太后的脸上是慈爱的神情,亲切得很,仿佛她们现在已经是一家人了,此时的聊天不过也就是一家人之间的饭后闲谈。
“杳杳和子砚打算何时成婚?不瞒你说,哀家现在最大的心愿就是希望能看到你和子砚成婚。”,太后笑着打了一个直球给孟青杳,没有那些晦涩难懂弯弯绕绕的语言,简单明了让人一下子便能明白。
孟青杳毫不犹豫的回答:“大抵是在今年吧。具体的日子还未曾商量过。”
旁边的谢皇后见状也跟着说:“那杳杳喜欢何时?春夏秋冬的哪一个?”
孟青杳一怔,思索片刻,答道:“秋,我喜爱秋,秋高气爽,又是丰收的好季节,不会太过炎热,也不会太过与寒冷。”
太后与谢皇后相视一眼,不约而同的赞同了孟青杳的想法:“秋挺好的,也有足够的时间去筹备了。”
外殿的两人干坐着也是无事,便又对弈起来,小辈则是在一旁站着观看棋局,卫武帝下了一个白子后问:“可有商量何时成婚?”
在卫武帝的白子刚落下,卫虞手上执着的黑子也紧随其后:“未曾,一切都如她的意愿。”
卫武帝不满:“子砚,朕说你这也太随意了些,好歹是你俩的婚事,怎能就只如她一人的意愿行事?若是她不愿怎做”
卫虞信心满满:“不会。”
简简单单的两个字道出了平生最大的信心。
卫武帝无言以对,视线重新落回到棋局上,棋局来到后半场,僵局已出现,往往这时候,便是不利于他的局面出现,正当他想故技重施的时候,内殿有人走出来了,执着黑子的人循声看过去,在这一刹那,卫武帝给棋子动了一些手脚,局面立马转变。
却不想,卫虞直接放下黑子,朝着出来的人走去,卫武帝叫住他,卫虞淡淡的戳穿了他刚才的行为,阻拦的话语一下子卡在了喉咙里,没有机会出来晃悠晃悠。
孟青杳呆在原地等着卫虞过来,一开口便是:“我们在秋天成婚吧,你觉得如何?。”
这番话就如同给卫虞来了一个大的棒槌一下子敲到脑袋上,整个人怔住了,感觉耳旁嗡嗡作响,后面反应过来后,抓着孟青杳的手都有些颤抖了,回应的声音也有些哽咽的感觉:“好,秋天成婚。”
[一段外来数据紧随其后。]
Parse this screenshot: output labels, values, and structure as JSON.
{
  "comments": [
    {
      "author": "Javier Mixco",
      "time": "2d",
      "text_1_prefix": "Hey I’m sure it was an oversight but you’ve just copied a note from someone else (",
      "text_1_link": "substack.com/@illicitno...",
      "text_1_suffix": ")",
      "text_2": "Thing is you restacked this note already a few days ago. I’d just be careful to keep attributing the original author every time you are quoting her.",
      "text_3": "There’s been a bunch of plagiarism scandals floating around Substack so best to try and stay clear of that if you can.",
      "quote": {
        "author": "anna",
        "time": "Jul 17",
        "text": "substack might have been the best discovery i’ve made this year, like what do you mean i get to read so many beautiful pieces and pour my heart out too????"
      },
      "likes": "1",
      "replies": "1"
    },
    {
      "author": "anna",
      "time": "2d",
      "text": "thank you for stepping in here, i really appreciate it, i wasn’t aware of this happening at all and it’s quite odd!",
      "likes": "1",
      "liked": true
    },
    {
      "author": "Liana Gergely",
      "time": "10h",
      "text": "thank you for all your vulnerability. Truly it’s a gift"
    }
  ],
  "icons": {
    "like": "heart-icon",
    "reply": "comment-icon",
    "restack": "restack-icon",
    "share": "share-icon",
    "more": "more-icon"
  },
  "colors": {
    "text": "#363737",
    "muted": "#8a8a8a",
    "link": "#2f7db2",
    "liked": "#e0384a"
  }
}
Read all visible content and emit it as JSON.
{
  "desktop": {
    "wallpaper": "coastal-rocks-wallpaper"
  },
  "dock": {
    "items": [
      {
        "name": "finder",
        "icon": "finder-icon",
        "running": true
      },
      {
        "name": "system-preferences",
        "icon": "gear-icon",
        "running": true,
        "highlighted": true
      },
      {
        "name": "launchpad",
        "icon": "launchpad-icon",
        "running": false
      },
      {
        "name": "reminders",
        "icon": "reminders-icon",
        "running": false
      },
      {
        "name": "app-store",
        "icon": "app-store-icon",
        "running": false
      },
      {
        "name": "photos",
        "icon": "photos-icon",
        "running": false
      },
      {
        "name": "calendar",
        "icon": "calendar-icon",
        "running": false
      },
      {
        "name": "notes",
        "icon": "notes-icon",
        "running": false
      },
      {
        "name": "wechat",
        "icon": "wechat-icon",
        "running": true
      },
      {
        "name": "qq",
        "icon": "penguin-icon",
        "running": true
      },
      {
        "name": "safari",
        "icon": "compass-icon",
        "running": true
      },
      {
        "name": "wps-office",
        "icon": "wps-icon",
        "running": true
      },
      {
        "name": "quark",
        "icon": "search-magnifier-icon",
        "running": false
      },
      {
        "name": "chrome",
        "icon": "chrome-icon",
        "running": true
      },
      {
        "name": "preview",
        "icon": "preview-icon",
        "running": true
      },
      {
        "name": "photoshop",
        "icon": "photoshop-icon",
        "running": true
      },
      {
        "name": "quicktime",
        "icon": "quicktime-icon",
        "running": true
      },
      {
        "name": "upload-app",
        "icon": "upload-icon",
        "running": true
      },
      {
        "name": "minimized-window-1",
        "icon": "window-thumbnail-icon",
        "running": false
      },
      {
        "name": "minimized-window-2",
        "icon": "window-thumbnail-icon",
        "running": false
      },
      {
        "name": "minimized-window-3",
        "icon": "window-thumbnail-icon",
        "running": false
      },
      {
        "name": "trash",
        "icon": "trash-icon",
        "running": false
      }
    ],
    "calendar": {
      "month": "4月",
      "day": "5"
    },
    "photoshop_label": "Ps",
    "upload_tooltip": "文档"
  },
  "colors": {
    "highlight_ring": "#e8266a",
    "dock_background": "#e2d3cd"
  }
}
坐在软垫上看似很认真在下棋的卫武帝耳朵早已伸得老远,彼此之间稍微有些距离,只能听到四个字大概“秋天成婚”,四个字不多不少,全是关键词,意外的挑了挑眉,脸上还是那副神色,实则心里已经替卫虞乐开了花,整个人高兴的微微晃起身子。
得到准确的回复后,整个皇宫都忙了起来,算日子的算日子,裁喜服的裁喜服,但孟青杳的日子还是如同之前一般,该怎么样就怎么样,仿佛成婚的人不是她那般。
原本她是想自己绣喜服来着,听闻城中人说,喜服都是自己绣的,她也动手了,后果就是手指头上多了好多个细小的伤口,而后就被勒令不准碰针线这些东西了。